Officials like Fauci have undermined trust in government institutions
We now have several COVID vaccines. All work, all have passed safety testing, and all are in wide distribution.
This is a huge accomplishment, but there’s one problem: A lot of people aren’t taking the shot.
Are they just ignorant anti-vaxxers?
No. As a recent focus group by Frank Luntz, reported in The Washington Post, demonstrates, a lot of people who won’t take the vaccine aren’t skeptical about vaccines in general. Just about this batch.
So maybe they’re just Red State Luddites?
No. In fact, it’s a worldwide phenomenon. Yes, there’s resistance in the United States: Gallup reported in February that 34 percent of front-line health workers said they wouldn’t get the vaccine, with another 18 percent unsure; fewer than half said they would definitely get jabbed. Only 65 percent of Americans as a whole said they would get the vaccine.
But there’s also resistance abroad. Reuters reported that only about half of French care-home workers are willing to get the vaccine; the rest prefer to wait and see if it’s safe. Reuters quotes a union official who says “there’s a complete lack of trust.”
Reuters reports similar numbers in Germany. Also in Germany, and in Italy, thousands of health-care workers have refused the AstraZeneca vaccine, even though it’s approved in Europe. In the German state of Saarland, The Wall Street Journal reports, over half of health workers slated to get a shot simply failed to show up.
PBS NewsHour reports similar vaccine-skepticism in India. And NBC reports that thousands of serving US military personnel are opting not to take the vaccine.
So what’s the problem? For so much of the lockdown period, we heard the words “until there’s a vaccine.” Now we have a vaccine — several, in fact — and in record time, thanks to Operation Warp Speed. Why are so many people, including health-care workers who should know the most and care the most, refusing it now?
I think it comes down to, in that French trade-union official’s words, “a complete lack of trust.”
Trust is the single most important asset that the public-health community has. Public health involves getting people to change behaviors, and accept vaccines and medications, to control disease.
For most of my lifetime, that has been an easy task: People trusted the public-health authorities, in part because they had a long track record of making people’s lives better. And, of course, people trusted institutions in general.
But now trust is harder to come by. Institutions in general are less trusted, as one legacy of the Trump era has been the revelation of just how politicized (and sometimes corrupt) so many of our major institutions are.
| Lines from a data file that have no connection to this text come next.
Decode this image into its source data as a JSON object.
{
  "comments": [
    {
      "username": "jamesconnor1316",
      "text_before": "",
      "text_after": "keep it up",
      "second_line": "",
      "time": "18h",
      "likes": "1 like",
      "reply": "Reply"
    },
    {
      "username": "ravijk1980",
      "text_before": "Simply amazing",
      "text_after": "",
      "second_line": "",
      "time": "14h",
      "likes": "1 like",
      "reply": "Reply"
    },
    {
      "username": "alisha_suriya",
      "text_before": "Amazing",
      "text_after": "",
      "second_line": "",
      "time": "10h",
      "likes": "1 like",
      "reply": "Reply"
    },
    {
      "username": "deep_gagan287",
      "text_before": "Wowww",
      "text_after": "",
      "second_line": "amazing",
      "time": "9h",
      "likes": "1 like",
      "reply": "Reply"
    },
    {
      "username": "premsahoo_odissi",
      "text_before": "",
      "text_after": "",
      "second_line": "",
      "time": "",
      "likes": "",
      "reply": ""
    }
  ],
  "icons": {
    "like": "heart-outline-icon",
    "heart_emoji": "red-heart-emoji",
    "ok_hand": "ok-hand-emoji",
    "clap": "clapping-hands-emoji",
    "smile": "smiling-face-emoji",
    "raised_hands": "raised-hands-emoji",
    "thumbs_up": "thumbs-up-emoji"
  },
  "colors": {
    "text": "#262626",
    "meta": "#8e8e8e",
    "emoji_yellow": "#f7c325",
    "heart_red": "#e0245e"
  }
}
And then there’s the record of the public-health establishment itself in the COVID era, which has been untrustworthy. Just over a year ago, in early March 2020, Dr. Anthony Fauci was telling us it was safe to go on a cruise, and experts said that masks wouldn’t be of any use for most people.
Both of those statements were quickly reversed, but when it came out that the mask recommendation was really just meant to ensure supplies for health-care workers, Fauci’s — and the World Health Organization’s — trust levels took a major hit.
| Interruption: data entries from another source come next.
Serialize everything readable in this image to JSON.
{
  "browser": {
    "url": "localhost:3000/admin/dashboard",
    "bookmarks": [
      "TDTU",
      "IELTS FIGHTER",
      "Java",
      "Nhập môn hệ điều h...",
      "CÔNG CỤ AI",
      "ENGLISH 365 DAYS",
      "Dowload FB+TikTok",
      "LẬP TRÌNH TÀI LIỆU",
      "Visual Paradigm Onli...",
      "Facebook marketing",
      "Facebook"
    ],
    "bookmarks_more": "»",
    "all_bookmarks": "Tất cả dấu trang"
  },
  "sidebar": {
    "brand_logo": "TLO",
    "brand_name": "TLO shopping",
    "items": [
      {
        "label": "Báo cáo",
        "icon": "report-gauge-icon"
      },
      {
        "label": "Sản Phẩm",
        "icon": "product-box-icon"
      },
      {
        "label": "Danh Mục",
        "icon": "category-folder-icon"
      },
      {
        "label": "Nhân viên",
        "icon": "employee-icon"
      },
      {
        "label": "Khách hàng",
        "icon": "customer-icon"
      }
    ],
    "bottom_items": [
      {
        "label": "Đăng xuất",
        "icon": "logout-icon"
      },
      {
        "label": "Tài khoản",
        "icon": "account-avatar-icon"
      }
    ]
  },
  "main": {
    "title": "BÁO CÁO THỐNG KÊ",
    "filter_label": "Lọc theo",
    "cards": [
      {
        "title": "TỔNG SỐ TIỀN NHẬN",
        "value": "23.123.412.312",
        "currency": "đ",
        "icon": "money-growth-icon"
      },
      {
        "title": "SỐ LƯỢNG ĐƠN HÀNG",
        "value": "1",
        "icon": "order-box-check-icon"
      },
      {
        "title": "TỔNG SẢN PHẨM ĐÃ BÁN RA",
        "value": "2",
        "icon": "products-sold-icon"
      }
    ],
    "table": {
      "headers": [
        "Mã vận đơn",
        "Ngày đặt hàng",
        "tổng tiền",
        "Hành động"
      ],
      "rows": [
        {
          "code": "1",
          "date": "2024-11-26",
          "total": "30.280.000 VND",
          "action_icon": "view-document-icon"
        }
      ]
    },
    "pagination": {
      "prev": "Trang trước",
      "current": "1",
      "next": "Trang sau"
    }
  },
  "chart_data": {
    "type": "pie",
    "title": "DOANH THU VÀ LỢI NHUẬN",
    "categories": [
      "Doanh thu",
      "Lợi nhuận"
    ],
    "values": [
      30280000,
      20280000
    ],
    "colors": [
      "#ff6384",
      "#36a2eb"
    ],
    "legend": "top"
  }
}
Fauci also told us last April that it would be at least a year to 18 months before we saw a vaccine, when in fact one was deployed as early as November of the same year. When asked about herd immunity, Fauci moved the goalposts, when experts were saying that the threshold for herd immunity was 60 percent of the population being vaccinated or immune. Then he revised the number up to 70, 75 and eventually 85.
Why? As Fauci admitted, he was manipulating us: “When polls said only about half of all Americans would take a vaccine, I was saying herd immunity would take 70 to 75 percent. . . . Then, when newer surveys said 60 percent or more would take it, I thought, ‘I can nudge this up a bit,’ so I went to 80, 85.”
People noticed, partly because he was bragging to a New York Times reporter when he said that.
Likewise, lockdowns were widely prescribed, and continue to be, even though the World Health Organization admits they don’t work. (A recent paper in Nature came to the same conclusion.) Where’s the science?
It doesn’t help that Democratic politicians like Joe Biden, Kamala Harris and Andrew Cuomo were expressing vaccine-skepticism during the runup to the 2020 elections. Sure, they changed their tunes afterward, but that doesn’t inspire trust either.
When you manipulate people, they notice, and they trust you less. Do better.
Glenn Harlan Reynolds is a professor of law at the University of Tennessee and founder of the InstaPundit.com blog.